When the holiday season arrives, I’m often reminded of Santa Claus’ list.
Growing up, if you you believe in Santa, you believe that you will land in one of two columns on that never-ending list — naughty or nice. It’s one of those things that keeps you, as a kid, in line. The idea that someone is watching you and judging whether you’re good or bad.
There’s something to that with us, as Pistons fans, in the instant-reaction era we live in.
We judge the team and its players on a nightly basis.
So, here, on Christmas Eve, I’m going to play the role of Santa. The Pistons, definitively naughty as a rotten basketball team with the worst record in the league, will play the role of the kids awaiting their placement on the naughty or nice list.
Saddiq Bey’s Shooting: I’ve spent a lot of time looking into this already, but Bey’s shooting struggles have really hindered his growth in his third year. He’s doing a lot of things well and has adjusted to a demotion to the bench admirably, but until he finds his touch from 3-point range, this team isn’t going to get any better.
Cory Joseph, Generally: I know he’s Dwane Casey’s pet player, and has been reasonably useful over the past few seasons, but he ain’t this year. Father Time has gotten the best of CoJo, who has fallen out of the rotation due to some naughty defense. He just can’t keep up and watching him navigate screens on the perimeter is like watching toddlers run into funhouse mirrors.
Bojan Bogdanovic Late in Games: I love Bogey and think he’s the best pure shooter the Pistons have had in years. This wouldn’t even be a conversation if Cade Cunningham were healthy, but it is hard to watch Bogdanovic isolate over and over again late in games. It’s a common thing for Casey’s teams to lean on their best scorer late in gams, but Bogdanovic is miscast for that solo-shot-creation role. He devolves into a turnover machine. Hopefully, more of that responsibility falls to Jaden Ivey and Killian Hayes in 2023.
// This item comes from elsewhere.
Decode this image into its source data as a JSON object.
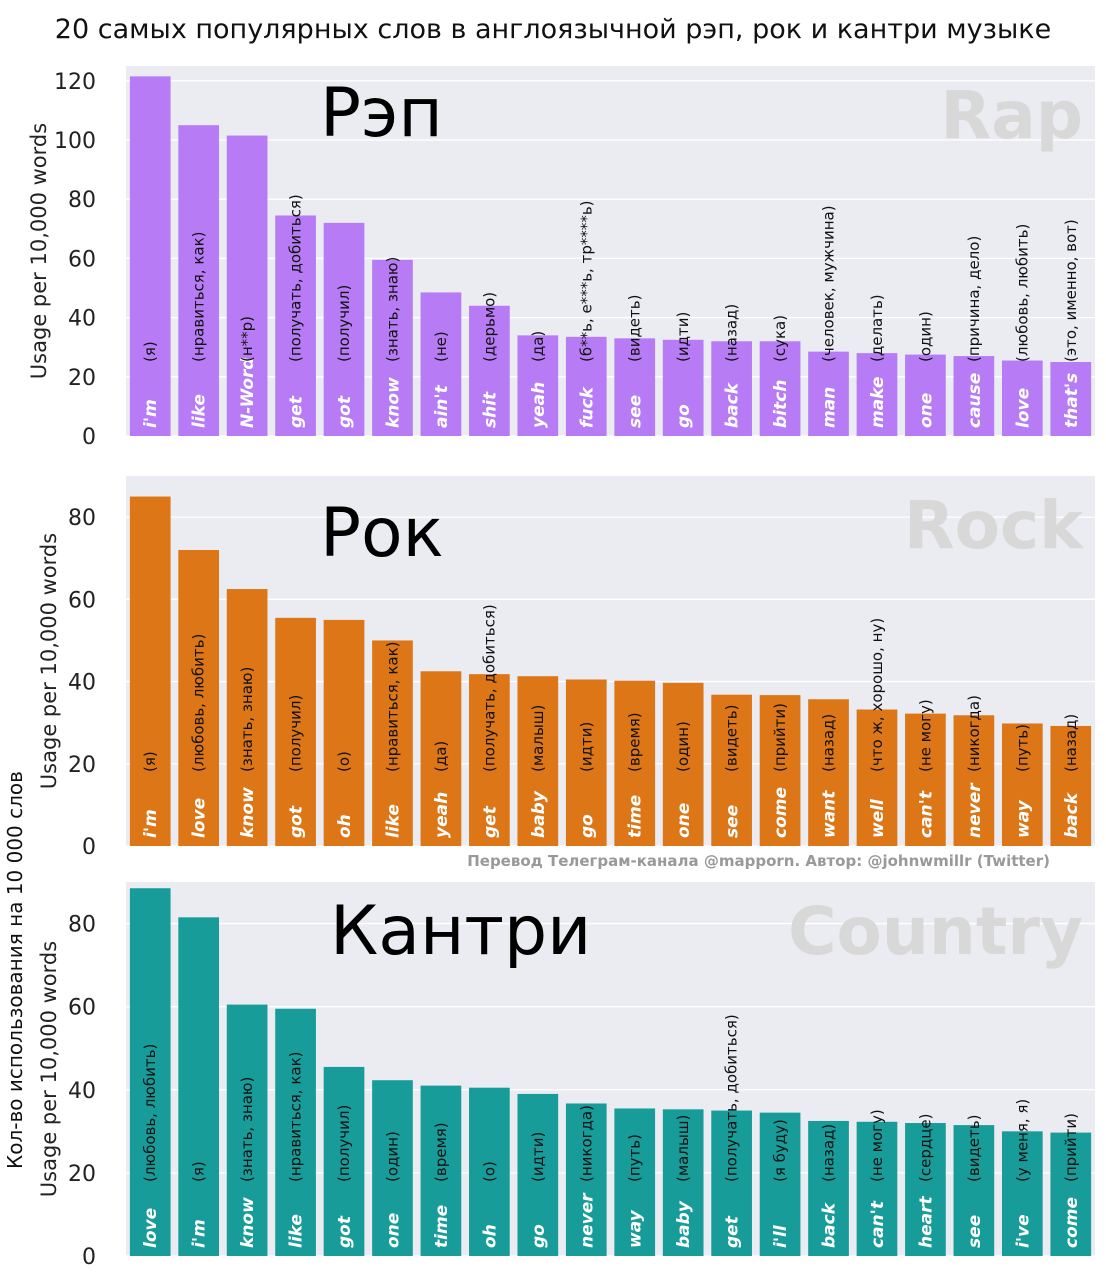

Team Defense... Collectively: It’s just so bad. The Pistons allow 118 points per game, second worst in the NBA, and they’ve been brutal in the third quarter where teams just slice through them like a warm knife through butter. They’re 1-1 in games where their opponents score fewer than 100 points — a loss in LA to the Clippers and a road win over the Heat. What’s impressive... in a bad way, is that they’ve only held TWO TEAMS under 100 in 35 games! I understand they’re young, and their best scorer is also a bad defender, but this team is nipping at the heels of the 1967-68 squad that gave up a franchise-worst 120 points per game.
Killian Hayes Finding His Way, Finally: I’ve detailed this elsewhere, but Killian going from worst pull-up shooter in the league to one of the best has really saved the Pistons from being unwatchable. He’s finding his way by hitting tough shots. I don’t know if it’s sustainable because there’s no past evidence of it, but then again, there isn’t a metric that measures “tough shot making” like there is everything else. Scoring, even at a slightly below-average level, unlocks more playmaking opportunities for him. Detroit needs that without Cade.
Jaden Ivey Succeeding Without A Defined Role: Ivey’s physical talents are obvious, but I’m still not convinced the Pistons really have a set role for him. He’s just kind of out there, and he’s doing good stuff despite not having that structure.His shooting has been inconsistent, but not bad. His playmaking is better than expected and the highlights are just as fun here as they were at Purdue. You can still see him trying to figure out when he needs to be a role player and when he needs to be an alpha, but with the season lost, this is as good a time as any for him to figure it out. He’s a better all-around player than I expected coming in.
Jalen Duren, Man He’s Good: This is more just an observation than anything specific. I had zero expectations for Duren entering the year. He was young. He was raw. He came from a dysfunctional situation in college. I just hoped he would eventually see the floor. Whether he’s dominating the boards or blocking a shot, he’s been ready to freakin’ roll. He still struggles in traffic around the basket and needs to get better as a post defender, but he and Ivey are on a crash course for the All-Rookie First and Second Teams.
Isaiah Stewart Looking Like A Wing: I’ve been a champion of Stew since he was drafted, but while I thought he would eventually figure out his 3-point stroke, I never thought we’d see him successfully taking guys off the dribble because of it. Stewart’s growth as a shooter has unlocked a lot of skills that, frankly, he never had a chance to showcase. He’s hitting threes, flashing a solid handle and his finishing off the bounce. Back when he was drafted, I thought he would end up like Derrick Favors. Now, I’m not sure who to compare him to due to the growth turn he’s taken. That’s a good problem to have.
That’s my naughty and nice list, I’m sure I missed plenty. Who is on yours? Let us know in the comments and, no matter how you celebrate, happy holidays!